Comme ADK, il existe en Côte d’Ivoire plusieurs jeunes filles qui sont confrontées à cette situation. Victimes de leur beauté et de leur naïveté, elles ne savent à quel saint se vouer. Angeline Kra explique la mésaventure de son amie qui n’a pas eu la même chance que ADK d’échapper à ces prédateurs.
« Ma meilleure amie était très belle et élégante. Un jour, elle a été approchée par un individu qui lui a proposé de participer à un casting pour une entreprise commerciale de la place. Elle a immédiatement accepté. Apres le premier jour du casting, le manager l’a rappelé pour lui dire qu’elle est retenue et qu’il fallait passer au second niveau », affirme-t-elle.

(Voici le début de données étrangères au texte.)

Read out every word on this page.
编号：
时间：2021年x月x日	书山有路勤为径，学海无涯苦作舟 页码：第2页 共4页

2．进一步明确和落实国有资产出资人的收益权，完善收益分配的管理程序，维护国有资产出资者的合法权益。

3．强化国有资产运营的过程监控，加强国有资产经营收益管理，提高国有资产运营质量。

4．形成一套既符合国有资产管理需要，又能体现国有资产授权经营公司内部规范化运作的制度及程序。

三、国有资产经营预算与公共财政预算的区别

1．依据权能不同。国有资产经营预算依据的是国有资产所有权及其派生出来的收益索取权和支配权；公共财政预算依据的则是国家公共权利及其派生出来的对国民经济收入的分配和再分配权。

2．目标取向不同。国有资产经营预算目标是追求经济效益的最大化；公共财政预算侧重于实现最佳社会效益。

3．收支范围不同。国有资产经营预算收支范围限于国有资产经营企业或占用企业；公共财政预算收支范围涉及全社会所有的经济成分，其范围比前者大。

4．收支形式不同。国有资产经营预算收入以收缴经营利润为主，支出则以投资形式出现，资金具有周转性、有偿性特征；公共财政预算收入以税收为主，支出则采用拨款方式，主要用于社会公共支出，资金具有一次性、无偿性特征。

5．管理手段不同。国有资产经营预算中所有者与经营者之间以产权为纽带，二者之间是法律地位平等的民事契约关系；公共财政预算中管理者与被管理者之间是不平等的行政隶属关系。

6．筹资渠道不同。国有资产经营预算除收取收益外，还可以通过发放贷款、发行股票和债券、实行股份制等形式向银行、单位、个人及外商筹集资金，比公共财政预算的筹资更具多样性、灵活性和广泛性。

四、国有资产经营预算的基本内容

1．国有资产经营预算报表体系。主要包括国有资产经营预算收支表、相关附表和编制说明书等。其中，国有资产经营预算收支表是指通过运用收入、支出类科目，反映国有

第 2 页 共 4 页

Selon Angeline Kra, après la séance photo qui s’est faite dans une chambre d’hôtel, le manager a demandé au photographe de sortir expliquant à ce dernier qu’il allait s’entretenir avec la jeune fille.
« Le photographe parti, le manager a commencé à lui dire qu’elle devait coucher avec lui avant de signer le contrat. Chose qu’elle a refusé mais le manager n’a pas accepté ce refus. Il l’a violé. » Cette énième victime est sortie de cette aventure traumatisée alors que son agresseur reste introuvable.

Pour prévenir de tels dérapages ce milieu gagnerait à être assainir, et les jeunes filles devraient être sensibilisées afin d’échapper aux agents véreux qui leur promettent monts et merveilles.